Vanguard Large-Cap ETF
(VV)
With a focus on large cap companies, the fund seeks to track the
performance of the MSCI US Prime Market 750 Index at a minimal cost
of just 12 basis points. The fund, which holds a total of 750
stocks, offers investors diversification with just 18.8% of assets
invested in the top 10 holdings.
Apple Inc. (AAPL), Exxon Mobil Corporation (XOM) and Microsoft
Corporation (MSFT) occupy the top 3 position in the fund. The fund
delivered a total return of 8.16% over a period of one year.
International Equity ETF
(SCHF)
The fund with an expense ratio of 13 basis points seeks to track
the performance of the FTSE Developed ex US Index. The FTSE
Developed ex-US Index comprised approximately 85% large-cap stocks
and 15% mid-cap stocks from more than 20 developed markets
excluding the U.S (see Three Overlooked Emerging Market ETFs).
The fund has a total holding of 1,055 stocks with 10.57% of
assets invested in the top 10 holdings. The fund delivered a total
return of negative 11.76% over a period of one
year.
U.S. Small-Cap ETF
(SCHA)
Investors seeking to invest in small cap companies of the U.S.

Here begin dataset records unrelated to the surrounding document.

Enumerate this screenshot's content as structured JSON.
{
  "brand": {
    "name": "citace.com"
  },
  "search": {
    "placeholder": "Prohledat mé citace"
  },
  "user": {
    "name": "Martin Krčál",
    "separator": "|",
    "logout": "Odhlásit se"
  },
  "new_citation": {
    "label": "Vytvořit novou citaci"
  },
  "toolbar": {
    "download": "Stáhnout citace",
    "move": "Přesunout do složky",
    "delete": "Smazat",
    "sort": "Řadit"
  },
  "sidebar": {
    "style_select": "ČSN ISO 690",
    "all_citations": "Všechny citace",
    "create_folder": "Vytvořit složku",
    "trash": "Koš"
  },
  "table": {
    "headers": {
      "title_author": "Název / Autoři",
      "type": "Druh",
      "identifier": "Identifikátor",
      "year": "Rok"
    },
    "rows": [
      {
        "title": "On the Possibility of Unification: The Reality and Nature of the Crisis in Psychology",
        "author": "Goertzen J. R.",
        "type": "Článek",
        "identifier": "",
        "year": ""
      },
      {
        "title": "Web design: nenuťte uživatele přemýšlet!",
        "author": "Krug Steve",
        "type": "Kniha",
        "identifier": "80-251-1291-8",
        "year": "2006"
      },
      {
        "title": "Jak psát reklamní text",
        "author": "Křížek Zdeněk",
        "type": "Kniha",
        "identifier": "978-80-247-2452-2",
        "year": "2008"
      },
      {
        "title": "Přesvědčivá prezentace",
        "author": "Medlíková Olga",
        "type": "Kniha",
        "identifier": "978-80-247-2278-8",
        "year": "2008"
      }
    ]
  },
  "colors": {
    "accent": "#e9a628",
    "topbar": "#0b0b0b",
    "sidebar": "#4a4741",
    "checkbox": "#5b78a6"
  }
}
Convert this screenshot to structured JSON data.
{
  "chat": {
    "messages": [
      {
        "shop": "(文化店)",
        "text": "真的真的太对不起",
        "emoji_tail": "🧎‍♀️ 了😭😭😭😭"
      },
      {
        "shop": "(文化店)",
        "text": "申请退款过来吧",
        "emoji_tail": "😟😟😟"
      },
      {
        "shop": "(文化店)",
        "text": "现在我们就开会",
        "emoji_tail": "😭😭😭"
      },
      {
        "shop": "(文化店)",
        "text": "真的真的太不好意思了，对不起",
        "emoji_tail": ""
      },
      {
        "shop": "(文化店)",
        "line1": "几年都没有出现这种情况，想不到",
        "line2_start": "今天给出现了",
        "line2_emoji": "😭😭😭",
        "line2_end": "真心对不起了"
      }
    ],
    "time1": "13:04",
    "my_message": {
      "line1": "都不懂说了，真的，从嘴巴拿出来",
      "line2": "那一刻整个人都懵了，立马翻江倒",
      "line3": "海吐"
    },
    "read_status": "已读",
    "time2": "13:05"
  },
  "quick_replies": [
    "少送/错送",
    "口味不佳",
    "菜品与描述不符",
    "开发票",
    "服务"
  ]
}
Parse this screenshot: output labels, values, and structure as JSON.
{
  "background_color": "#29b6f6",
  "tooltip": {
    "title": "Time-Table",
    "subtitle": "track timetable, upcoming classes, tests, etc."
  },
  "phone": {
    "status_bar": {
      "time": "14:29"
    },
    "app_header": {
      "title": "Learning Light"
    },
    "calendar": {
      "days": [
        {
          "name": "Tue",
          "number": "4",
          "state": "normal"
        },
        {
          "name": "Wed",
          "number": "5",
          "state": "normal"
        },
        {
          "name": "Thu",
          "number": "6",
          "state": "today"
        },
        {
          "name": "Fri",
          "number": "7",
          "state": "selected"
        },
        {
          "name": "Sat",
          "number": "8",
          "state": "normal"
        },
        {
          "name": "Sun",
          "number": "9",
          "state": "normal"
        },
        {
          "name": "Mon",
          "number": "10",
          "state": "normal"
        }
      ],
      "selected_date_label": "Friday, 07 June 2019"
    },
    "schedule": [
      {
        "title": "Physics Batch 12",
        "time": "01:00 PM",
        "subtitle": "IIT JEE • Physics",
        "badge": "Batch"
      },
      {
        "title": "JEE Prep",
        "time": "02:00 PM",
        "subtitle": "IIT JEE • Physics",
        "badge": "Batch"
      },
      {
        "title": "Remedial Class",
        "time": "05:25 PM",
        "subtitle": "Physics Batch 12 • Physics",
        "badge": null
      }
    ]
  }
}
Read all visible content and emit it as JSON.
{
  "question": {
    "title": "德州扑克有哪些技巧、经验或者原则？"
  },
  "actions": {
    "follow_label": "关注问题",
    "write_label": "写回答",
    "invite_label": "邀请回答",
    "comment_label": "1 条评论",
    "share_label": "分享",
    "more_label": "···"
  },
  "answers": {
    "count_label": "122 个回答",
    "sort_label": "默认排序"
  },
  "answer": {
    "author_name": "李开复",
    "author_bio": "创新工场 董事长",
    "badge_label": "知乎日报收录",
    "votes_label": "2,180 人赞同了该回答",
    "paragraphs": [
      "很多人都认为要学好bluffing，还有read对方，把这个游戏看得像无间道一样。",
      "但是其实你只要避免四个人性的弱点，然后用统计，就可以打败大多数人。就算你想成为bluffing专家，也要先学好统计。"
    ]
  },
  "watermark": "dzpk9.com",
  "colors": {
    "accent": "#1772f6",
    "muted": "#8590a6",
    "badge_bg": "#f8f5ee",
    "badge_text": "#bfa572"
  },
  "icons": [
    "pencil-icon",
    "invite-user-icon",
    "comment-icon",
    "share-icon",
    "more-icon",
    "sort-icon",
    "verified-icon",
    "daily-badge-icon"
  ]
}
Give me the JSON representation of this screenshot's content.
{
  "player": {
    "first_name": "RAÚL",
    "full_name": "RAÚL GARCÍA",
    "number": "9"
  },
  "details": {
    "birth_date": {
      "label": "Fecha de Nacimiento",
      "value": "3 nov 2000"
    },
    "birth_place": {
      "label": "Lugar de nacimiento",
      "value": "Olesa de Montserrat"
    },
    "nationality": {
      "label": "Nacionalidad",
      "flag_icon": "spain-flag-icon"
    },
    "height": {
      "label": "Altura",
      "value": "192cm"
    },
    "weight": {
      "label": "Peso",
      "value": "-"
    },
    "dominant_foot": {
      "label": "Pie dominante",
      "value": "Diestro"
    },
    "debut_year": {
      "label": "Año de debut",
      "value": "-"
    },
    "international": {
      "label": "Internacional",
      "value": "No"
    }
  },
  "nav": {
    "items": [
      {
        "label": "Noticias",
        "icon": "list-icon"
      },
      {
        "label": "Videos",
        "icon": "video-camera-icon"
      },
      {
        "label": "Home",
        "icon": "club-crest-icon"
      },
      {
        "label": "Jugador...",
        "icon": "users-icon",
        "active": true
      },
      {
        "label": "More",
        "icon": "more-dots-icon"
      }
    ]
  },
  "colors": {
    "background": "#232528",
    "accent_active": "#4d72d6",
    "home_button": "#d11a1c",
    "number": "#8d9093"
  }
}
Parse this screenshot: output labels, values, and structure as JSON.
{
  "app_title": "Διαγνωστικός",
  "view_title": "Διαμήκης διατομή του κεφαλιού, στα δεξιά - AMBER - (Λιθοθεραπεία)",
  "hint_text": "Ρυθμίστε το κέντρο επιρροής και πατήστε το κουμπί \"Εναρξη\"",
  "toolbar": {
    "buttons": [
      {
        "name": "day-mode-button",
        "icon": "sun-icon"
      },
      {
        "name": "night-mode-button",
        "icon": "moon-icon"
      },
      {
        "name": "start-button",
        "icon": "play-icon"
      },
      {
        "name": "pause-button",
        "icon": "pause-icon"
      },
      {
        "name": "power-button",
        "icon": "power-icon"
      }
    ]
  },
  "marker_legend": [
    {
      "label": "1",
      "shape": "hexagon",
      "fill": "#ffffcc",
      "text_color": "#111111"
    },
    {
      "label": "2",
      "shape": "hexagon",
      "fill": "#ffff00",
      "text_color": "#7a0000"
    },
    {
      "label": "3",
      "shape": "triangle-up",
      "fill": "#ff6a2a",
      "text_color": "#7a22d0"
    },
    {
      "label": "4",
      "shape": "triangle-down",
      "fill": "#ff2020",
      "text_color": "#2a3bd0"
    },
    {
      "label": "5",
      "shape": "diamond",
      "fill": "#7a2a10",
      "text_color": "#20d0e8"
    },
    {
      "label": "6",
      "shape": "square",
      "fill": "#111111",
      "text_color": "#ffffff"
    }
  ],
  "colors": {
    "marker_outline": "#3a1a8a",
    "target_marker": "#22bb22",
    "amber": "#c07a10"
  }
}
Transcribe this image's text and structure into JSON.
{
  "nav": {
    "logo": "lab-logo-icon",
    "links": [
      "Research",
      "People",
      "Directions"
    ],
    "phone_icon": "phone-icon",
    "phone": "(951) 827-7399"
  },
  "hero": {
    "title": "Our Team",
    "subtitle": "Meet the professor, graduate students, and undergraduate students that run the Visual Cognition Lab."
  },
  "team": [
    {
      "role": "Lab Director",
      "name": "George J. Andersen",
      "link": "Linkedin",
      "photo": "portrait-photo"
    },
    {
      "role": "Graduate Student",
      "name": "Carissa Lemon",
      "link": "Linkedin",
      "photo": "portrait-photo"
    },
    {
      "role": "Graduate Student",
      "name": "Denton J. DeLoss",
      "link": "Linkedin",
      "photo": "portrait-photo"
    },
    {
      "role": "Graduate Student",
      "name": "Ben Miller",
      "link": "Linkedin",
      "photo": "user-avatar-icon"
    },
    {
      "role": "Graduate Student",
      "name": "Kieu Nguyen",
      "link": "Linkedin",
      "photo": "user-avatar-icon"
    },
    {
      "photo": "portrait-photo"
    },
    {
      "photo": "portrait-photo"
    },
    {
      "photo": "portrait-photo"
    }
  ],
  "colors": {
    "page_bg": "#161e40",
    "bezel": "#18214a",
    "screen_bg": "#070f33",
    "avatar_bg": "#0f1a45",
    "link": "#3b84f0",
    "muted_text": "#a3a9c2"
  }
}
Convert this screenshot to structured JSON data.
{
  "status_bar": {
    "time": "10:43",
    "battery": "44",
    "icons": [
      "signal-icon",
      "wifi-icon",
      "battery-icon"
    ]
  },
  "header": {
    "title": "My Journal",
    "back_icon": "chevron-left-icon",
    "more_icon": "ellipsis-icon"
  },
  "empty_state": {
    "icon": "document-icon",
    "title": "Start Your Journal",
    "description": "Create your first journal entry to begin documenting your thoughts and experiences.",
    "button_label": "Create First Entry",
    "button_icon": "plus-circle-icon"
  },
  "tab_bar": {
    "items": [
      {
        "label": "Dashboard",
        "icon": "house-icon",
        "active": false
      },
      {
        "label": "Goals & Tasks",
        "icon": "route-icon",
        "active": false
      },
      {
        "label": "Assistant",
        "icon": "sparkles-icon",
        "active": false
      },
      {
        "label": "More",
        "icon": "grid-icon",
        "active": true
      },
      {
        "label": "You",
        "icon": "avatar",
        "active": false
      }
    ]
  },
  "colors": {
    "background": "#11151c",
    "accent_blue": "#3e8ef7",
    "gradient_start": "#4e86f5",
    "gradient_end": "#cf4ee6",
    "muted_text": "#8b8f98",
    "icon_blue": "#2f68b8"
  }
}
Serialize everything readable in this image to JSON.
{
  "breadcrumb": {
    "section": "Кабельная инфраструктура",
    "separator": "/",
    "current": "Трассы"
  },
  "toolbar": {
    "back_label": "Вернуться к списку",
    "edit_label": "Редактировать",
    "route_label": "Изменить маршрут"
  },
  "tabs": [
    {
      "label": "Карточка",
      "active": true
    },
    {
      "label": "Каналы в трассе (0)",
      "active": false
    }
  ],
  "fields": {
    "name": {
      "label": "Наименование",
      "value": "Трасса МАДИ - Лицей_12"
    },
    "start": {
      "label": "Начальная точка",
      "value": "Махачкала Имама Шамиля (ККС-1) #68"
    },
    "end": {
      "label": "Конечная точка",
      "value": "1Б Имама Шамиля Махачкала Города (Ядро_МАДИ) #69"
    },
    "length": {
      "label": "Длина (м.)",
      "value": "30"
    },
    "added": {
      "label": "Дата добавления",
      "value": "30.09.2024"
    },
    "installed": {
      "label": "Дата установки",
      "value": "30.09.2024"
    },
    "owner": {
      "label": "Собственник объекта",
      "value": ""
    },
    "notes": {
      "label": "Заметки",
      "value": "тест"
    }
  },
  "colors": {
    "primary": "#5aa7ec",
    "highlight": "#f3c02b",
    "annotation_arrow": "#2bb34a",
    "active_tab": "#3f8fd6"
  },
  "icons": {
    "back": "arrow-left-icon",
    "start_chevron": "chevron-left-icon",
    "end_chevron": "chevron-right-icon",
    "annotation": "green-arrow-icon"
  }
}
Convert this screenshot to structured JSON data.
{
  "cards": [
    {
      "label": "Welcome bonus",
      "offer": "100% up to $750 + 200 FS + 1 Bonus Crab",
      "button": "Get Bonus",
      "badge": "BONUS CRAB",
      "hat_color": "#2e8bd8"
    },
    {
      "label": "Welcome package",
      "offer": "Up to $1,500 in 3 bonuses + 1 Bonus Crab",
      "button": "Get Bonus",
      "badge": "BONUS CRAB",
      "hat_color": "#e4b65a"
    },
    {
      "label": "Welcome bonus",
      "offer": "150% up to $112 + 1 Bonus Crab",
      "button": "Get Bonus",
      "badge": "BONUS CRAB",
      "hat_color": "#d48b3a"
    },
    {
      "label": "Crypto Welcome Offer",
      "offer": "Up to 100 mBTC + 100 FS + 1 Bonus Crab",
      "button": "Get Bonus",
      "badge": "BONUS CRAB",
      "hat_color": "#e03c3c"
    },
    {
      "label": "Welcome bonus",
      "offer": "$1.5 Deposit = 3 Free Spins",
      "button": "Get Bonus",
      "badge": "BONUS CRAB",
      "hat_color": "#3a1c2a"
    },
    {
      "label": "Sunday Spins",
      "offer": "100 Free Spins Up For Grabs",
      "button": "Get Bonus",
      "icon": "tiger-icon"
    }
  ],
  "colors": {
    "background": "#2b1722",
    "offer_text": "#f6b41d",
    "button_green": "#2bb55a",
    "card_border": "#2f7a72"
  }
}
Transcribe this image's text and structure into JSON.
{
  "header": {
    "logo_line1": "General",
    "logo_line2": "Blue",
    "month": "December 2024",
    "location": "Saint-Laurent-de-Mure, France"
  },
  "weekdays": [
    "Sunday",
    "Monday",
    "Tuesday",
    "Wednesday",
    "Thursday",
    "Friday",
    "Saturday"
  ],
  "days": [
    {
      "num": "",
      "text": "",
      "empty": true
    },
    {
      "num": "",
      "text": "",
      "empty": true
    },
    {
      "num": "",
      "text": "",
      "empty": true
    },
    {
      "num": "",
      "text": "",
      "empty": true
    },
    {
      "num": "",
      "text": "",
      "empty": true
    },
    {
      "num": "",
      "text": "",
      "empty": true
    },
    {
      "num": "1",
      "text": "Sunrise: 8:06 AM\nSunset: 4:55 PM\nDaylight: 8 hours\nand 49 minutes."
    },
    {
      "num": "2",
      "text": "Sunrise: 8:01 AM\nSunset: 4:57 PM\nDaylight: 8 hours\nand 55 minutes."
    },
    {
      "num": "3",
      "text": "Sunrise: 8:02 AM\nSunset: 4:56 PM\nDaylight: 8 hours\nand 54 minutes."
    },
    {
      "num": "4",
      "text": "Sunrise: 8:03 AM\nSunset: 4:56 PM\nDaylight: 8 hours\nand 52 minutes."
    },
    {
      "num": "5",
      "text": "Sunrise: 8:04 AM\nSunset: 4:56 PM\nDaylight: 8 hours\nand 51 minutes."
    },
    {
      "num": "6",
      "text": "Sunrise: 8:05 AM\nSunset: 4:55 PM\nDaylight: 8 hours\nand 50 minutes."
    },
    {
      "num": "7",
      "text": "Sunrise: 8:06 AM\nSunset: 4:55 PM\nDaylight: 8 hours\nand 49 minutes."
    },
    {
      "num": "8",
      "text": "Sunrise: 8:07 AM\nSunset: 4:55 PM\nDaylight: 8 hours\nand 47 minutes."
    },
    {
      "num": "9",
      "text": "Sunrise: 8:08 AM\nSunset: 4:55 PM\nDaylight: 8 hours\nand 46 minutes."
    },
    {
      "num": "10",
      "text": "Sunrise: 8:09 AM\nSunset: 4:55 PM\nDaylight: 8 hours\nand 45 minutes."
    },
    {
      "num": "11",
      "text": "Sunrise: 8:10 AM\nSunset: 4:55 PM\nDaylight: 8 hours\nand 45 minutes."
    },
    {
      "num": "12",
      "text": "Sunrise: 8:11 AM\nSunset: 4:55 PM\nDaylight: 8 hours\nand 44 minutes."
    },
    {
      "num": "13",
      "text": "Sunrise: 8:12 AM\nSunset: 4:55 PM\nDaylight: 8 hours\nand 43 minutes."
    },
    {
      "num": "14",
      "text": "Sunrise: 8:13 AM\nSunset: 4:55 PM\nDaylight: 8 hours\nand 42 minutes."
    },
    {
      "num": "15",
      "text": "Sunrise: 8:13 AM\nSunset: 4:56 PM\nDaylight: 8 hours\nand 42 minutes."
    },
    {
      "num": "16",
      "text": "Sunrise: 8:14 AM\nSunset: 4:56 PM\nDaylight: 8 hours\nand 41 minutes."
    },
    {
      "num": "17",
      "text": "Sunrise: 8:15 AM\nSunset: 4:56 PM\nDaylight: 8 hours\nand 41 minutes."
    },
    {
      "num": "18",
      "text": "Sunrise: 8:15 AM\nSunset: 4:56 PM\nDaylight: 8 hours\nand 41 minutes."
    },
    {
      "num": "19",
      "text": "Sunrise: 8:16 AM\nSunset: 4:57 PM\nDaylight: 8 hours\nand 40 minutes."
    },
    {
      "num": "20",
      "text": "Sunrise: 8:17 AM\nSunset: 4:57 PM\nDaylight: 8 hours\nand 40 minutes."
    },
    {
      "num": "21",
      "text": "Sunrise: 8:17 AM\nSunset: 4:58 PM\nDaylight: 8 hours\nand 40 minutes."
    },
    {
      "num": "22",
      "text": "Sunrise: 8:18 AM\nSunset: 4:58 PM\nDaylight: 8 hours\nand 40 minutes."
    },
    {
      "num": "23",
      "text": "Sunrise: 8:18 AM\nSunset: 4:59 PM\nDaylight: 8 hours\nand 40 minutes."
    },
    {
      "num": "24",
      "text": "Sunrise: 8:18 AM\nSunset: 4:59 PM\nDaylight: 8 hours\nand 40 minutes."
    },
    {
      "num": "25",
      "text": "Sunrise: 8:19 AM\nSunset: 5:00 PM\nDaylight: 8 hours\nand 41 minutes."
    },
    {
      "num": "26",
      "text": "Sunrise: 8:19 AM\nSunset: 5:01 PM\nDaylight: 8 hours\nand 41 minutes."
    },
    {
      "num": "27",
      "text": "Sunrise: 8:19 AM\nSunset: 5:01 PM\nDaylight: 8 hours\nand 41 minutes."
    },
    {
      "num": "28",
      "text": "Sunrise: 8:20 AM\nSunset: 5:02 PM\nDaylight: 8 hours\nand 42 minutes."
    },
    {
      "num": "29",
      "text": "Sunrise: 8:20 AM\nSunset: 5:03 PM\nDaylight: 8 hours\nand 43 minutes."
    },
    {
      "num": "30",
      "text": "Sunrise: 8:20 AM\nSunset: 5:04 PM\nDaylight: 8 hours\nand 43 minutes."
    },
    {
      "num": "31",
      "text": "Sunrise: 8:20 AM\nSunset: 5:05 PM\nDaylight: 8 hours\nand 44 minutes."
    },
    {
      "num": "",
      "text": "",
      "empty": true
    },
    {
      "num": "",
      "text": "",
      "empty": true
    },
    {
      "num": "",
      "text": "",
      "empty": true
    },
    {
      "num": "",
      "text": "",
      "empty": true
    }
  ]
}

market at the lowest cost should look for SCHA which replicates the
Dow Jones US Small Cap Total Stock Market Total Return Index and is
one of the cheapest funds in the ETF world with an expense ratio of
just 13 basis points.
With small cap companies like MICROS Systems, Inc. (MCRS),
Taubman Centers Inc. (TCO), and Arthur J Gallagher & Co. (AJG)
in the top 3 position of the holding list, the fund appears to be
highly diversified with just 2.41% of assets in the top 10 holdings
while possessing over 1,750 stocks in its entire basket.